# Kicker Comp Wiring Problem in 97 Tracer



## Stemp (Jan 28, 2010)

Before this car, I have never personally wired a system. I've seen it be done, but didn't pay much attention. Well now it's my car, and i'm having issues. I couldn't begin to say whether or not I think the system is wired correctly, although I can take some pictures and repost them on here later. I have a 97 Mercury Tracer with the ford stock radio, hooked up to a 300w Cerwin Vega amp, pushing two Kicker Comp 12"s. What begins to happen is, I start my car, and begin to turn the radio up. I can then turn the radio down, and simultaneously the subs will stay pounding at the same db as before I turned the knob down (as if turning the volume down does nothing to the subs). The subs will then start pounding ridiculously, to the point where I have to turn the ignition off and disconnect my remote-starting wire.
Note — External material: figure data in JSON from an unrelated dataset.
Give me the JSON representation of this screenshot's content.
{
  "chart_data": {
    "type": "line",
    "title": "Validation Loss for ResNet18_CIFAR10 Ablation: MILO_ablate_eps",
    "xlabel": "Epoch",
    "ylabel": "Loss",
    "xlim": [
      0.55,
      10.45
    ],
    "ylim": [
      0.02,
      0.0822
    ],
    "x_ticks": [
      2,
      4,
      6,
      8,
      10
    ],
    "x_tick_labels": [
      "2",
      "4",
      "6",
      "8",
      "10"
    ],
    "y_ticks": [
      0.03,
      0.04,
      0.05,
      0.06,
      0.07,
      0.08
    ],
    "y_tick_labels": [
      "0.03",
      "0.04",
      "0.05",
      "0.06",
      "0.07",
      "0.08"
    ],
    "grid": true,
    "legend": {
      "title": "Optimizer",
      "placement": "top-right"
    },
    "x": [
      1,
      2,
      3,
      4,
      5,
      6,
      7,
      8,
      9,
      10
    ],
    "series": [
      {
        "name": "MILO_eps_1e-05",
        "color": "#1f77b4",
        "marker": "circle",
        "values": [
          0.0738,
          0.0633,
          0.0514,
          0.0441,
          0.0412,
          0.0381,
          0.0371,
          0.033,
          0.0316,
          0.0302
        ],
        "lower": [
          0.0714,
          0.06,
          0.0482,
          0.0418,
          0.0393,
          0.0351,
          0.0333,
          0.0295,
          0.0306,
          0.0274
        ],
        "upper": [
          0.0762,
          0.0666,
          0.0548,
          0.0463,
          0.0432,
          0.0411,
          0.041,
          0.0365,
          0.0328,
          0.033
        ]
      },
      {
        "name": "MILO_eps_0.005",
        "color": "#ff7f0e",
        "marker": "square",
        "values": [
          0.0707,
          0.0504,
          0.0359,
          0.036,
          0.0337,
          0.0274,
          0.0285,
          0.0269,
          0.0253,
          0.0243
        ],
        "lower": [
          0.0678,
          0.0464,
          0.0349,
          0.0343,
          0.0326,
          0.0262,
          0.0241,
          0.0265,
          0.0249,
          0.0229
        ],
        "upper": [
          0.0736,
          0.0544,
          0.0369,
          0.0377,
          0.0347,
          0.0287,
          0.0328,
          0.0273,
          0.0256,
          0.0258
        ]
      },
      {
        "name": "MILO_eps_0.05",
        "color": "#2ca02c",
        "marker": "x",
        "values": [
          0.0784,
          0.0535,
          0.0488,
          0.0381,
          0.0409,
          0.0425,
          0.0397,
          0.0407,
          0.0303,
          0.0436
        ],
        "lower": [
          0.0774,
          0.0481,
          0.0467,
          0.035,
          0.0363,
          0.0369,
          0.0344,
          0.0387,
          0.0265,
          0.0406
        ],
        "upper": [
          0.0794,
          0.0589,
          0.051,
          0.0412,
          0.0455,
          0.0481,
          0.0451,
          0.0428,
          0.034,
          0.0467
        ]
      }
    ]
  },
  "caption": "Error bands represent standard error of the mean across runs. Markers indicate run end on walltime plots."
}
There was times before, that I actually turned my car off first, then the subs started pounding out of control. I have asked a few people, and all i've come up with, is something is touching something that is still live. Ive double-checked all my connections and nothing is touching. Please, some advice? :smile:


----------



## lcurle (Oct 5, 2008)

check your remote wire...sounds like it is getting a pulsing from an electrical source. Also you might want to check your LIne Level Converter and make sure all the connections are correct or it will fade in and out.


----------



## Stemp (Jan 28, 2010)

Thanks, i'll give it a shot.


----------